After contracting for several months, the economy grew in the second quarter. August’s inflation of 3% was half the monthly rate in May. But most economists do not believe a sustainable recovery has begun. The growth spurt appears to come from a fiscal splurge; the budget deficit is probably around 10% of GDP. A decade and a half of hyper-regulation, including ever more stringent price and exchange controls, has inflicted “terrible distortions” which will be hard to correct, even given the political will, says José Manuel Puente of IESA, a business school in Caracas.
Foreign exchange has been largely allocated by government fiat since 2003. On the black market, the dollar commands more than six times the official exchange rate of 6.3 bolivares. The government handed out more hard currency in the second quarter, which may have boosted growth. Mr Merentes is more pragmatic than his predecessor Jorge Giordani, a Utopian Marxist. Following a 32% devaluation in January there is talk of another, or even of floating the bolívar, though Mr Giordani, who is now planning minister, opposes this. Opportunists who delight in the profits to be made from graft and arbitrage, are happy to go along with him.The government’s main response to the scarcity of food and other staples, such as toilet paper and toothpaste, is a conspiracy theory. It blames an “economic war” waged by the United States and its “fascist” allies in the Venezuelan opposition. On September 20th it sent the national guard to occupy a big toilet-paper factory. Officials said the “temporary” takeover was needed to check for irregularities in production and distribution.

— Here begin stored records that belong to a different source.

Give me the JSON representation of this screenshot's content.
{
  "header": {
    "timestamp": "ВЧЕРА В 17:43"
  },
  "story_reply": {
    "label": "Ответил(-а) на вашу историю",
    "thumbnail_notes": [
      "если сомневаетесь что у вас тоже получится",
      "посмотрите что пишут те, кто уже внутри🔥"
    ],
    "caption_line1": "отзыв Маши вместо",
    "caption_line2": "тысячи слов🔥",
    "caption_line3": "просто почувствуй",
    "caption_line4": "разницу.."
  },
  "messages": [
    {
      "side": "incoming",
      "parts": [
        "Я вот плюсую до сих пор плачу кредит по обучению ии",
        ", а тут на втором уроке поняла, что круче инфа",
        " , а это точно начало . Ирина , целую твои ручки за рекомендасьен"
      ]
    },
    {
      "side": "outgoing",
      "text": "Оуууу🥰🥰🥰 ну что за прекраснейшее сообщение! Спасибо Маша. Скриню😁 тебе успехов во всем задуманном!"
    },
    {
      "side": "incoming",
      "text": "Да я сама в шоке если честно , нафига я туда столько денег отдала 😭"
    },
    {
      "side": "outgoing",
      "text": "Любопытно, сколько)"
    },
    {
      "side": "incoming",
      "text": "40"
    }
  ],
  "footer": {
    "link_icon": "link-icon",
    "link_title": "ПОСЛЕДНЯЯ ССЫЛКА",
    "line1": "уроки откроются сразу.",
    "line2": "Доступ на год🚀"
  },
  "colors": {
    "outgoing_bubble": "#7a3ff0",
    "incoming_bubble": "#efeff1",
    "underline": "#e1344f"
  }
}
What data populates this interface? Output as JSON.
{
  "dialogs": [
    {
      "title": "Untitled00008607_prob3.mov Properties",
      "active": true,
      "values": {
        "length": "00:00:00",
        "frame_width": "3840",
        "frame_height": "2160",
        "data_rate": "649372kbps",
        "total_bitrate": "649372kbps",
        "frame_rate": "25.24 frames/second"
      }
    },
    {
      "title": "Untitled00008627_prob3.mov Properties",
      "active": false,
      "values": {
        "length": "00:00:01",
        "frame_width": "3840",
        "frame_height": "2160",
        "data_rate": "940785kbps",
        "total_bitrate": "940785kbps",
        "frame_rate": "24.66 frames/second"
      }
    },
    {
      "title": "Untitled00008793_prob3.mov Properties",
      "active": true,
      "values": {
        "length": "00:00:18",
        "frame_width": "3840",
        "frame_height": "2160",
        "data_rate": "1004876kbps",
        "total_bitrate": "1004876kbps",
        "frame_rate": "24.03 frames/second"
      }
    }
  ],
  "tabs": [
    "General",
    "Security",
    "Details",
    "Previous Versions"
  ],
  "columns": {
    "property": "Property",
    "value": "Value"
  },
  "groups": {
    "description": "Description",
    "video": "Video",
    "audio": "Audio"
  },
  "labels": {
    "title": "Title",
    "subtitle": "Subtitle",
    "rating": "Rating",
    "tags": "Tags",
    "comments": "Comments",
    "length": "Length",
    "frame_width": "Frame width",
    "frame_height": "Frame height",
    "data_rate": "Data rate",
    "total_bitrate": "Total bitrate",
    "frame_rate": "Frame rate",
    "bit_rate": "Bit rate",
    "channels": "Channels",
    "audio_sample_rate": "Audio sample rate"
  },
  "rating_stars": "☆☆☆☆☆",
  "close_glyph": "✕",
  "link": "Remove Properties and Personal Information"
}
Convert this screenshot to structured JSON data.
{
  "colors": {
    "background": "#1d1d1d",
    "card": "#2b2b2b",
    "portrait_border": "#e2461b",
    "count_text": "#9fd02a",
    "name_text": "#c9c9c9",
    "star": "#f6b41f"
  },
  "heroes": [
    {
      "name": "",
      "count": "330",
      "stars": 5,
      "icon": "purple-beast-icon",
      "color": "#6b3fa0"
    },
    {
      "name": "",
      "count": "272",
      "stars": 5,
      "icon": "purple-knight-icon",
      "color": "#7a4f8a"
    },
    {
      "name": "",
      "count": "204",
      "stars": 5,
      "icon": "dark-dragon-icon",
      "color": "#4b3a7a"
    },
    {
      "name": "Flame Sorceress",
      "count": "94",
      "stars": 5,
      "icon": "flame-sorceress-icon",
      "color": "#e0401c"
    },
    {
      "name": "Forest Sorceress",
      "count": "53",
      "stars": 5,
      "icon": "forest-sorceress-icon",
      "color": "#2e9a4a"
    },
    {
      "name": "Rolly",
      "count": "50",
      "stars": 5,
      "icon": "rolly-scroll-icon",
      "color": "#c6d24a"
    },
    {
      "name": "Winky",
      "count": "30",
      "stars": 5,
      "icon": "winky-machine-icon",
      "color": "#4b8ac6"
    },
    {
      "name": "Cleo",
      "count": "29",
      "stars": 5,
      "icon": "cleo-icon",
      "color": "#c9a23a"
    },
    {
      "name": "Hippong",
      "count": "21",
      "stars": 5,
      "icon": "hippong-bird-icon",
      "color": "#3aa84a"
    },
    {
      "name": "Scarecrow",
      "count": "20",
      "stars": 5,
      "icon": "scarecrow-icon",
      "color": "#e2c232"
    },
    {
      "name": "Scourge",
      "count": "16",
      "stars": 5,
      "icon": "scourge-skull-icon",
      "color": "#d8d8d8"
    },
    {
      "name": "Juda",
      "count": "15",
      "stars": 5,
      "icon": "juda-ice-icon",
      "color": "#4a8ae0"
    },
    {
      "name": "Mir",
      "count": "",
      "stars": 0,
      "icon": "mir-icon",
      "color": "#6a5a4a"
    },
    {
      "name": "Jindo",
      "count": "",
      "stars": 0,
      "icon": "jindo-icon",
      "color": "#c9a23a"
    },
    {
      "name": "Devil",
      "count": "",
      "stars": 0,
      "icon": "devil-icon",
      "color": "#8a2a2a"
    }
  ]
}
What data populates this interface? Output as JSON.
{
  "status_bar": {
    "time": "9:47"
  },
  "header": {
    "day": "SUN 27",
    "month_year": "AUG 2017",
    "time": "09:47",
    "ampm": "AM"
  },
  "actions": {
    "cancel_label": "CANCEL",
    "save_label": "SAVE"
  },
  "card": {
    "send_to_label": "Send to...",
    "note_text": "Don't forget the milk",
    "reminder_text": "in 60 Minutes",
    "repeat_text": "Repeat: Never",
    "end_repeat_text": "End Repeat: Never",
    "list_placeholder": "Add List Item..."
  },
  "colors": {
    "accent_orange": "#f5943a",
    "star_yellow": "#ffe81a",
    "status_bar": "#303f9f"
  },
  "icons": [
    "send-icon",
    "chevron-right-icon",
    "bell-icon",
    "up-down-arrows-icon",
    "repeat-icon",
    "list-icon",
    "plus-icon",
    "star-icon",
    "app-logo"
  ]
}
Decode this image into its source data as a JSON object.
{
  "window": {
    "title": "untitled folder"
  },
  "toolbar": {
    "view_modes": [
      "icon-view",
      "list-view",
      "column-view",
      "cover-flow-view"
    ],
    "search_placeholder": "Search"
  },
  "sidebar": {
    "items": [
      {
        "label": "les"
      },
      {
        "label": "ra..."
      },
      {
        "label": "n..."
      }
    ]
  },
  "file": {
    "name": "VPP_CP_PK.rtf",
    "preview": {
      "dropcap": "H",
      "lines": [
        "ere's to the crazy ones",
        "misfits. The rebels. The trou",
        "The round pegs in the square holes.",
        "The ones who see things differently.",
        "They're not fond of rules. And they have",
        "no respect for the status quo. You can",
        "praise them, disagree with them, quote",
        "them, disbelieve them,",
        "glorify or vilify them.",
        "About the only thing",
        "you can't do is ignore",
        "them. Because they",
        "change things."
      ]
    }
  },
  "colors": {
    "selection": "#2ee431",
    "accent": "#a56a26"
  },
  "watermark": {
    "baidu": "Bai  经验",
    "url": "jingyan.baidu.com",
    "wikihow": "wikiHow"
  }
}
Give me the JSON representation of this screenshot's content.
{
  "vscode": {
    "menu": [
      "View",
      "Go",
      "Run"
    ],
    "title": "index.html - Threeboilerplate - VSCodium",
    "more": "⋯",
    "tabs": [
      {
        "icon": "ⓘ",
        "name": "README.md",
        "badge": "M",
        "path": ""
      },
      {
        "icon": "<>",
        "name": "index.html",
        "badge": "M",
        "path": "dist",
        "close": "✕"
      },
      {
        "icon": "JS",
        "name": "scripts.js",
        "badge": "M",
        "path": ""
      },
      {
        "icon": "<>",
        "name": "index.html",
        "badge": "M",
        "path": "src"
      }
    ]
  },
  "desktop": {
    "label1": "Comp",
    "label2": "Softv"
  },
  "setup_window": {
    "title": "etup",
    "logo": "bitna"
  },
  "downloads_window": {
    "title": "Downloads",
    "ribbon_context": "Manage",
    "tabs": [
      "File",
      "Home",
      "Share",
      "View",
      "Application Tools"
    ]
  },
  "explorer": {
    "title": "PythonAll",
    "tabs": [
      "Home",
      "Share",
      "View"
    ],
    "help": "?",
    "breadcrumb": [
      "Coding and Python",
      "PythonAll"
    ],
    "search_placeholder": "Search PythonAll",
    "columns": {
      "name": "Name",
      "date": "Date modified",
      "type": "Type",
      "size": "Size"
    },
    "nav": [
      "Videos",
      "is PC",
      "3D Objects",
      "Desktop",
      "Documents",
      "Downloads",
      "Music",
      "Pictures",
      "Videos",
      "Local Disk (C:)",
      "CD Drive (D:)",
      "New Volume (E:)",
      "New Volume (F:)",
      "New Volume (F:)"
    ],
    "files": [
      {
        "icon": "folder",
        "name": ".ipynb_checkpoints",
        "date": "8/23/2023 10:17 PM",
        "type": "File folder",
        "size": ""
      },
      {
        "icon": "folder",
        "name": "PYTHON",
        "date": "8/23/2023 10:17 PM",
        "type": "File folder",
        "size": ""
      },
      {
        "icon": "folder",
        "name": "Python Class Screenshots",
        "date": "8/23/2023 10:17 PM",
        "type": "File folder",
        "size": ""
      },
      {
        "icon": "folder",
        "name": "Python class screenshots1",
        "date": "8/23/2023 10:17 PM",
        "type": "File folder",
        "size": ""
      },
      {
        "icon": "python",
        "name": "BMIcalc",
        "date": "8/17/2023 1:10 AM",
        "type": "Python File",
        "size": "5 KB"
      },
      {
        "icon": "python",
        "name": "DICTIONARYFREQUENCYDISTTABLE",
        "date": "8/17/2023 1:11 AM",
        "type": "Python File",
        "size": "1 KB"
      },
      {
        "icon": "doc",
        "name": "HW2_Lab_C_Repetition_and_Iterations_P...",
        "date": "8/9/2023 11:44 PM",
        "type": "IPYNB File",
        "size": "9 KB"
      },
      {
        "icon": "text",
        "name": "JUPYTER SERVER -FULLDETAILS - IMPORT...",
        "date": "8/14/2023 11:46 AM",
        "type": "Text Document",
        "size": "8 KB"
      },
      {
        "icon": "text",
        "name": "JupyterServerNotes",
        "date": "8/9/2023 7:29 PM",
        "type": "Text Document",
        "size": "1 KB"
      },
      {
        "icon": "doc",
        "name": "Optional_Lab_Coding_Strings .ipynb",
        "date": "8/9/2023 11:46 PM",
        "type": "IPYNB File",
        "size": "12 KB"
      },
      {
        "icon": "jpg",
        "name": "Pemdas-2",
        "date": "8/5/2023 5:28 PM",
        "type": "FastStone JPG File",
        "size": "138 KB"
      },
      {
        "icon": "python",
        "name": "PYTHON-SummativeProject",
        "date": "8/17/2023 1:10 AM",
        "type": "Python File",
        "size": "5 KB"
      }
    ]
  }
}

Mr Maduro claimed recently that in meetings at the White House earlier this year a plan was hatched to engineer the “total collapse” of the Venezuelan economy in October. A huge power cut affecting 18 (out of 24) states on September 3rd was due to sabotage, he said, as was a refinery explosion last year that killed 49 people. This month he set up an army-backed task-force to tackle the supposed plot, with the help of 0800-SABOTAJE, a hot-line. Mr Maduro has produced not a scrap of evidence for these claims. The private sector wearily promised to collaborate. After all, said one business leader, “we already face 50 to 100 inspections a month of various kinds, so what is one more?”
While regime leaders squabble over how best to conserve the legacy of Mr Chávez—now known, North Korean-style, as “the eternal leader”—economists debate how long Venezuela’s foreign-currency reserves can stand the current rate of attrition. They have plummeted by around a quarter this year, thanks in part to the fall in the price of gold, of which they largely consist. Liquid reserves amount to less than a month’s imports. There could be another $20 billion or so in opaque off-budget funds, but up to a third of this may be earmarked for specific projects. This week Mr Maduro was in Beijing, where he confirmed a fresh $5 billion credit line (with strings attached) and $15 billion in long-term oil and mining investments.
The pragmatists argue that an adjustment is unavoidable. But Mr Maduro faces local elections on December 8th which are widely viewed as a plebiscite on his rule. IVAD, a pollster, recently found that two-thirds of those it surveyed saw the economy as being in bad shape—and they blamed the government. Less than 4% believed the official line about “sabotage”.
Mr Maduro is caught in a trap of his predecessor’s making. If he sticks to the recipes of the radicals, the economy will only worsen. If he abandons them, he risks being labelled a reformist traitor and exacerbating faction-fighting within the regime. For the moment, he is moving cautiously in the direction of reform, even as he bangs the revolutionary drum and cracks down on dissent. For the president, who recently managed to fall off a bicycle on live television, it is a tricky balancing act.